High Frequency Ultrasound:  Ultrasound probes used during pregnancy typically have a frequency that ranges between 1.6 -10 MHz.  The probes that are used to measure the thickness of cartilage in a small animal must be able to make very fine measurements, and therefore have a much higher frequency, around 55 MHz.  In order for measurements to be made, the specimen is submerged into a bath of phosphate buffered saline solution and protease inhibitors, and the specimen is scanned in planes that are 0.25 mm apart.  The resulting series of images are then segmented and the thickness of the cartilage can be measured.  The images can then be stitched together to create a map of cartilage thickness, as seen in the example below.

Ultrasound

Figure 2: An ultrasound map of cartilage thickness in the shoulder of a rat.  The regions of the glenoid are outlined as superior (S), anterior superior (AS), posterior superior (PS), central (C), anterior inferior (AI), and posterior inferior (PI).

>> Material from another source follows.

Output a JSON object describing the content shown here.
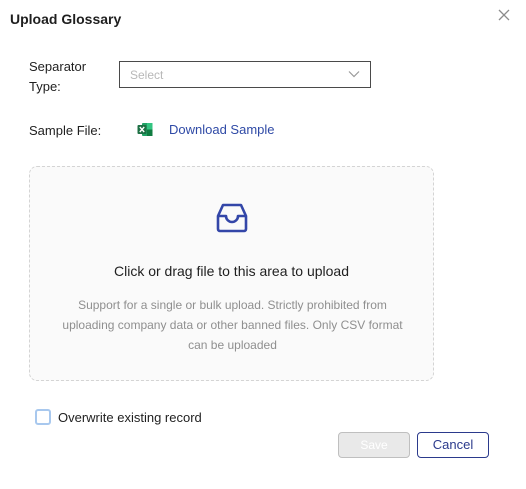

Compression Testing: Spherical-tipped probes can be used in conjunction with a uniaxial testing machine to determine the elastic modulus of the cartilage of a specimen.  Briefly, the probe can be pressed into various regions of the specimen at a constant rate of displacement.  The resulting force-displacement curve can be used to determine the local elasticity of the cartilage.  The moduli of the cartilage are subject to change based on factors such as anatomical location and amount of loading the joint experiences on a regular basis.  An example of probe placement within a rat glenoid can be seen below.

Compression

Figure 3: Example of spherical probe locations in a rat shoulder specimen. The regions of the glenoid are outlined as superior (S), anterior superior (AS), posterior superior (PS), central (C), anterior inferior (AI), and posterior inferior (PI).